These days, Tiger's got a little less to smile about."It's a widely held belief that men who wear Le Tigre sportswear get widely held." And so concluded one of the top commercials of 1984, a promotion for a preppy brand of clothing that's now largely forgotten. But that slogan could easily be updated for 2009: "It's a widely reported story that men named Tiger Woods get widely held." Though he has had a very generous helping of embraces from adoring women, the celebrity golfer is now paying the price with a public that is adoring him a whole lot less.
While David Letterman has emerged relatively unscathed from his own revelations of marital infidelity, Tiger seems to have achieved the tipping point of no return. That may be owing to the sheer number of flings (fourteen and counting) he engaged in during his five-year marriage to former model Elin Nordegren.
Is Tiger that different from other cheating athletes who spend tons of time away from home cavorting with beautiful and often unsavory women? Perhaps not. But what stings so much with this story is that Tiger cultivated such a squeaky clean image for himself. And yet, as he reliably injected vigor and excitement into a sport that sorely needed it, in his personal life, he was simultaneously carrying on as though he were on a non-stop bachelor party.
His indiscretions are for him and Elin to work out, but his actions also represent a violation of the public's trust.
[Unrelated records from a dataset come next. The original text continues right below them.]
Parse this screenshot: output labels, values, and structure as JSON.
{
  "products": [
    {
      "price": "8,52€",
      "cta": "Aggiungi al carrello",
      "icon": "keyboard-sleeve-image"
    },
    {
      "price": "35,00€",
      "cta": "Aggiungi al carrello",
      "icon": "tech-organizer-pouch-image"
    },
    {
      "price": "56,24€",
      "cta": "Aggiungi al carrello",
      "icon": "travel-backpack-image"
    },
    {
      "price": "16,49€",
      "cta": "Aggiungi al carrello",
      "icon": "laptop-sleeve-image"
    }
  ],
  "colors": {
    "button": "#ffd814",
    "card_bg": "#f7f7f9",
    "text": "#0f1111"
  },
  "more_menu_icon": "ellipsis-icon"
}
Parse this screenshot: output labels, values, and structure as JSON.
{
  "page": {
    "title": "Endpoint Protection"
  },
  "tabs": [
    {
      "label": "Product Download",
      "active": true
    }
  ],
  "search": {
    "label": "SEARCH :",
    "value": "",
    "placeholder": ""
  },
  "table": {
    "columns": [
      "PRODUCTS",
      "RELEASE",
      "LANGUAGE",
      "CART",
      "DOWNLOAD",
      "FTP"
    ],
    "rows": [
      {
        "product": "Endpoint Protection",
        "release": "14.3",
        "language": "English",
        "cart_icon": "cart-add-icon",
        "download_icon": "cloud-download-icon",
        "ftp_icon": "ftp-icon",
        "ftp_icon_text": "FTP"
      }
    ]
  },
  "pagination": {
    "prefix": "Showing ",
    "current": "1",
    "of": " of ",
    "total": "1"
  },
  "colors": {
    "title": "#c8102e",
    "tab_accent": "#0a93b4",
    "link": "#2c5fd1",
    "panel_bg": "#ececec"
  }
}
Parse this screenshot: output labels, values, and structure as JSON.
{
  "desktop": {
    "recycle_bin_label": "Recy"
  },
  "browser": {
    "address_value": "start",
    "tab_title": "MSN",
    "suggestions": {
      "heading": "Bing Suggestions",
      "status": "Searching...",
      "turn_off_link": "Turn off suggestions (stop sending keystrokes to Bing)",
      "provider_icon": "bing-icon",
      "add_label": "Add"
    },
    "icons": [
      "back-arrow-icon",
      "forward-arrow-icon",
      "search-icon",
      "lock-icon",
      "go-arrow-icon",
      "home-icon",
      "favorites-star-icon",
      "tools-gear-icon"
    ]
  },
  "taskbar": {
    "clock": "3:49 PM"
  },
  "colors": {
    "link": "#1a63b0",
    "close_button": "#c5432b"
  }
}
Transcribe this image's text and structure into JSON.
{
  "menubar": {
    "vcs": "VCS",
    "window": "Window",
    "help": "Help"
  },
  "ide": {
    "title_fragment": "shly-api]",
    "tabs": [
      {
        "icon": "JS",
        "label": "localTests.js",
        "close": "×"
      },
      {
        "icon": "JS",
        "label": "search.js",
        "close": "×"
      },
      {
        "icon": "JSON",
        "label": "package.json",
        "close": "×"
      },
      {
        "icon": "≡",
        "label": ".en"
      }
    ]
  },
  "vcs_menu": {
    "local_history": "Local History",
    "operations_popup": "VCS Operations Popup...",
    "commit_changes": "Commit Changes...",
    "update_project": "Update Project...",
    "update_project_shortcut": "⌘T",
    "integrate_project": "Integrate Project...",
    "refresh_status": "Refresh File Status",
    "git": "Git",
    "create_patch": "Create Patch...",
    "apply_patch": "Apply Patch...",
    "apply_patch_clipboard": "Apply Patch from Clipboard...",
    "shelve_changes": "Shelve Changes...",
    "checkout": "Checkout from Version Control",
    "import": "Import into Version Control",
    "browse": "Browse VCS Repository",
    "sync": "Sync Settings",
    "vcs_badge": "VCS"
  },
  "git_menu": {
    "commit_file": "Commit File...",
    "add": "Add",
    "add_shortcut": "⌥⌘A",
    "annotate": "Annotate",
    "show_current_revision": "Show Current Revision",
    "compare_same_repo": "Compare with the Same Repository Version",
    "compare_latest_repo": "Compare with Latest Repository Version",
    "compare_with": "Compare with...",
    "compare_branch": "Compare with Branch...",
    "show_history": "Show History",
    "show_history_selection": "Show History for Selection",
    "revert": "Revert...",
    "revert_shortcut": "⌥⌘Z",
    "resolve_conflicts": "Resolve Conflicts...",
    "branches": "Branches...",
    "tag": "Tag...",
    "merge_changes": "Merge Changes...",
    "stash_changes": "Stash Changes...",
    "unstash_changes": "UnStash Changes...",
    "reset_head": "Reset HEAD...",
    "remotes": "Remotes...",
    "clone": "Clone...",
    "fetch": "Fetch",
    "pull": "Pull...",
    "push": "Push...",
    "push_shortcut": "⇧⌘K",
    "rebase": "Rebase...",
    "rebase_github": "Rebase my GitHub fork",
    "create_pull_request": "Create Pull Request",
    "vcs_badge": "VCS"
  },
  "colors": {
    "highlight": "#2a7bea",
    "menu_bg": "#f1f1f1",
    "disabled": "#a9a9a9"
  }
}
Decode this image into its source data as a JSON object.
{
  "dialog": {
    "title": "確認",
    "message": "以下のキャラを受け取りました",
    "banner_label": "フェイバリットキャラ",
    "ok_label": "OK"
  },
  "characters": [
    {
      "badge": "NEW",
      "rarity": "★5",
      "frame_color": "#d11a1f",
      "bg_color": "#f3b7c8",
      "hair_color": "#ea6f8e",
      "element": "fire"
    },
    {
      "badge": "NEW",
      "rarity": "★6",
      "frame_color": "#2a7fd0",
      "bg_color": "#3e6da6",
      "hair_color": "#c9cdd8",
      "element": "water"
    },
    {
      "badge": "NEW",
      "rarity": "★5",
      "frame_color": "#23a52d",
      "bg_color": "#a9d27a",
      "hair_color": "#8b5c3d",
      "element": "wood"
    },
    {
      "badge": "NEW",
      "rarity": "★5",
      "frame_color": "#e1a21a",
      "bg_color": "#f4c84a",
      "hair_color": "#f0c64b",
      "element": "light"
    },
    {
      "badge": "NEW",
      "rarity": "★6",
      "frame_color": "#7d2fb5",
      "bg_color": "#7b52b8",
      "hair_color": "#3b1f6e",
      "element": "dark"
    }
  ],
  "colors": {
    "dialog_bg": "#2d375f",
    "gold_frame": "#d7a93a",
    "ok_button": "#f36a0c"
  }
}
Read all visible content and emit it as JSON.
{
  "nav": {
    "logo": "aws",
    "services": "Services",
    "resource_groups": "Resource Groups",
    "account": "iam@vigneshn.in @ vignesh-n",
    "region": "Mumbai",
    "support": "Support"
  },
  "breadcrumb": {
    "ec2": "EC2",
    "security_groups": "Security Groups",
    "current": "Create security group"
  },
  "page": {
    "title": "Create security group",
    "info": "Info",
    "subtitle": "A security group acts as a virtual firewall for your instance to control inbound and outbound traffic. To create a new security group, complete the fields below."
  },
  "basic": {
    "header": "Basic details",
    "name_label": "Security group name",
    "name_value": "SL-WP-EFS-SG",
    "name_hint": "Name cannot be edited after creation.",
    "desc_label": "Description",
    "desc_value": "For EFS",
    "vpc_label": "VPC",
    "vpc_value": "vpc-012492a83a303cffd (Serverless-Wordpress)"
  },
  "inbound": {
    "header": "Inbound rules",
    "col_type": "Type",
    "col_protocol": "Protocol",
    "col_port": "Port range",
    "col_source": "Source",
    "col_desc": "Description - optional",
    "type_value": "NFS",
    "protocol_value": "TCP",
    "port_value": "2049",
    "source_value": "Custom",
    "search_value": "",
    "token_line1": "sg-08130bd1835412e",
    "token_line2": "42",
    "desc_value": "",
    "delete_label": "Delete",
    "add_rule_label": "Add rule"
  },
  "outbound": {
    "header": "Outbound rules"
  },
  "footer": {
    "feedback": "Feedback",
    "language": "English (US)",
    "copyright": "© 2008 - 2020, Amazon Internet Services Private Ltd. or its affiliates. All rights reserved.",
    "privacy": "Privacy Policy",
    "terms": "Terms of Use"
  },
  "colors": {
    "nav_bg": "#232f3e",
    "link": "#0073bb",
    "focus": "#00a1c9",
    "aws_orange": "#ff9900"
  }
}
His carefully crafted persona as a role model (combined of course, with his unprecedented talent in the game of golf) snagged him both the admiration of sports fans and the dollars of companies as varied as Gillette and Accenture.
In essence, he has let everyone down. His given all of us one less reason to trust, one fewer role model to believe in. While it may once have seemed impossible to hold back Tiger Woods, it may be even more difficult now to hold him in high regard.